Walgreens’ Turbulent Year: A Cautionary Tale
A Sharp Decline
Walgreens Boots Alliance (NASDAQ: WBA) suffered a devastating blow in 2024, with its stock plummeting 64% over the course of the year. The perfect storm of declining vaccine demand, consumer discretionary spending headwinds, and misguided acquisitions led to a series of dismal earnings reports, forcing the company to take drastic measures.
Cutting Dividends and Taking a Hit
In January, Walgreens slashed its dividend by 48% to $0.25 a quarter, citing a need to “right-size” costs and increase cash flow. This move was accompanied by a maintained adjusted earnings per share guidance of $3.20-$3.50. However, the company’s woes didn’t end there.
A Multibillion-Dollar Mistake
In the second quarter, Walgreens took a staggering $5.8 billion goodwill impairment on VillageMD, a primary care and urgent care business it acquired in 2021. The company’s growth strategy in VillageMD failed to materialize, leaving investors reeling.
A Series of Disappointments
Walgreens’ stock continued to tumble throughout the year, with its worst day coming on June 27, when it fell 22% following another disappointing earnings report.
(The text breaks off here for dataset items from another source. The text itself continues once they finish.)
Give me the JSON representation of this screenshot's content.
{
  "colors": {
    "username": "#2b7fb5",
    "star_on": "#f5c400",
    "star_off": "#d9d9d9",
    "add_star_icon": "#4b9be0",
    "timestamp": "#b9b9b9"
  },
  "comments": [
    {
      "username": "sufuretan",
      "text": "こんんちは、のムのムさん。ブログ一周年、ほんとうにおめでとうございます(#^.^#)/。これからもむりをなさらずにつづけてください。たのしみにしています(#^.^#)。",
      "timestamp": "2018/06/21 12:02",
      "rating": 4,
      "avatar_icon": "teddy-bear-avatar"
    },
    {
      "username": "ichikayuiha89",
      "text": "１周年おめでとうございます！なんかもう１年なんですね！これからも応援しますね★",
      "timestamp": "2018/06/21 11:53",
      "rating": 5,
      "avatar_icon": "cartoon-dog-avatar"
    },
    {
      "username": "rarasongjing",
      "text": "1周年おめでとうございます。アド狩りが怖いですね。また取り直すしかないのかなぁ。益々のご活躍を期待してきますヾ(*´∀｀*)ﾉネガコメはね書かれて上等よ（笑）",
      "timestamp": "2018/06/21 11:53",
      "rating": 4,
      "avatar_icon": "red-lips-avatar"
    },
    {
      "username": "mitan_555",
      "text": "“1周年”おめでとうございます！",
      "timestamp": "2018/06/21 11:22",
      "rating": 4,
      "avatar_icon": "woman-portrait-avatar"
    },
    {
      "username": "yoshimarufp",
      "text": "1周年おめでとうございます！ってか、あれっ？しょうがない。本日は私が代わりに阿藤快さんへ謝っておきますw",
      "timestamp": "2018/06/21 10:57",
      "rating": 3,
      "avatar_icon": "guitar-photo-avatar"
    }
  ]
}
The company slashed its full-year EPS guidance to $2.80-$2.95, citing challenging pharmacy industry trends and a weak consumer environment.
A Glimmer of Hope
Despite the turmoil, Walgreens showed signs of recovery in its first-quarter earnings report earlier this month. While management expects adjusted earnings per share of just $1.40-$1.80 this year, the business appears to have stabilized, and the top line is growing.
A Dividend Investor’s Dream?
For dividend investors, Walgreens is an attractive option, offering a dividend yield of 10.9%. If the business has indeed stabilized, this yield could be a safe bet.